As far as I know, circle hooks have not made it into the tackle boxes of surfcasters, although there’s probably no reason a bucktail lure armed with a circle hook wouldn’t work on a striped bass. Correct me if I’m wrong.

Let’s ask Jason Pecoraro, who on Sunday caught a 50.3-pound striper while surfcasting on Napeague using a bunker chunk as bait. The fish settled Pecoraro in first place in the tournament’s wader division and answered the question, “When are the big bass going to arrive?” Mary Ellen Kane leads the women’s division with a 13.04-pound striped bass.

Speaking of striped bass, one year ago, the striped bass board of the Atlantic States Marine Fisheries Commission initiated an addendum to the interstate management plan for striped bass “to consider new biological reference points and management option to reduce fishing mortality.”

Assemblyman Thiele has asked the Atlantic States Commission to consider the economic impacts of newly proposed striped bass fishing regulations. He explained that while bass are not being overfished, the number of mature breeders, in other words the spawning stock, has decreased. Managers are looking to reduce the number and size of bass taken.

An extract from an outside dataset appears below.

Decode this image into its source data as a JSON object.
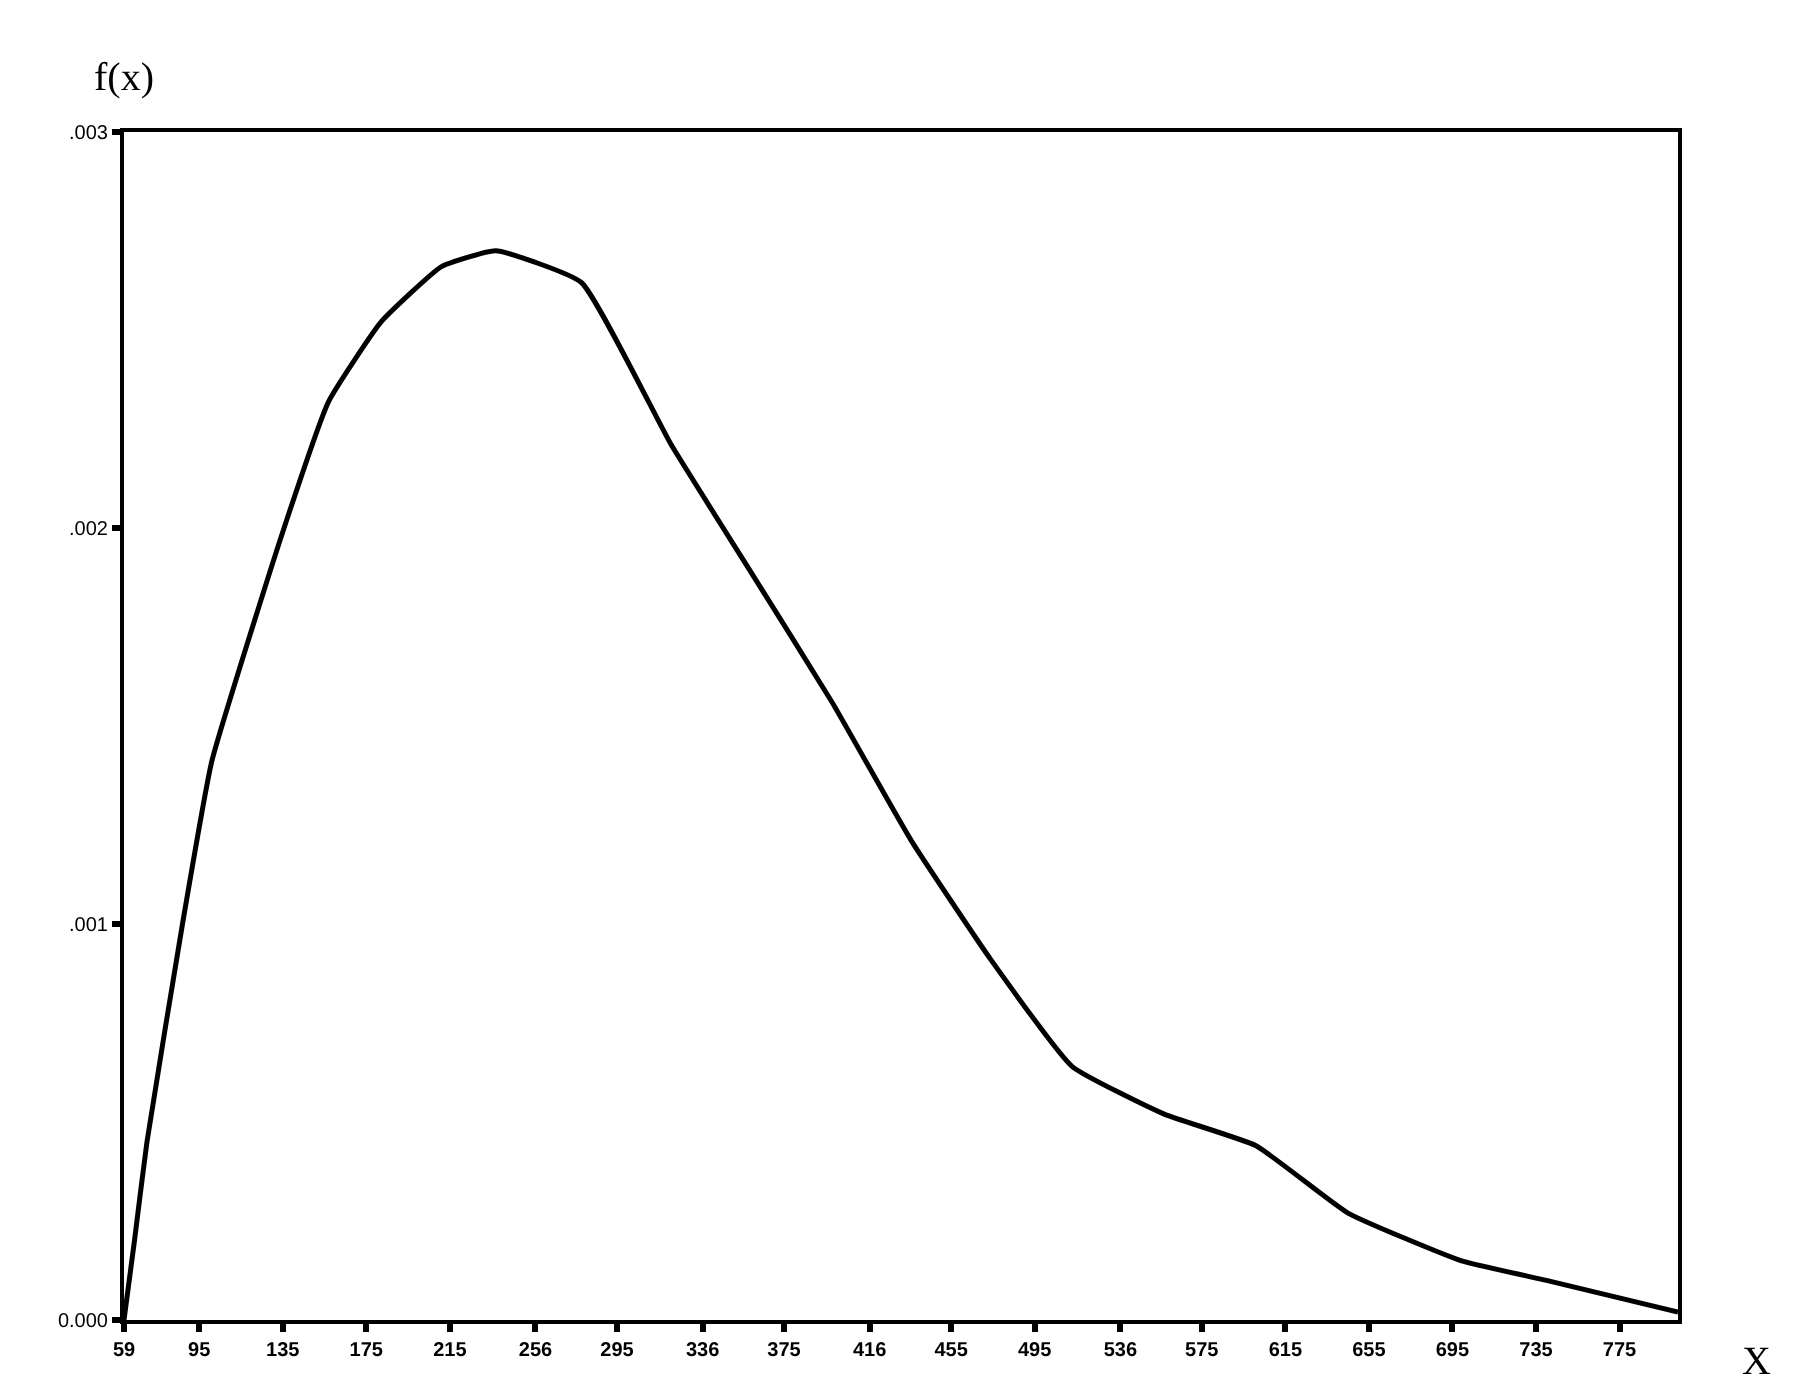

Four options are being considered: Remain at the current harvest levels, reduce them by 25 percent in one year, reduce them by 17 percent in one year, or reduce the catch by 20 percent by way of a 7-percent reduction spread over three years. Mr. Thiele has told the Atlantic States Commission and the New York State Department of Environmental Conservation to choose the latter in order to minimize the impact on Long Island’s commercial and recreational fishing industries.

The draft addendum to amendment six of the Atlantic Striped Bass Interstate Fishery Management Plan can be found by under “fisheries management” at the commission’s website asmfc.org.

The commission and the Mid-Atlantic Fishery Management Council are also considering changes to the summer flounder, or fluke, regulations. A hearing on those amendments was held Monday at the Montauk Library and more will be held in coastal states from Massachusetts to North Carolina.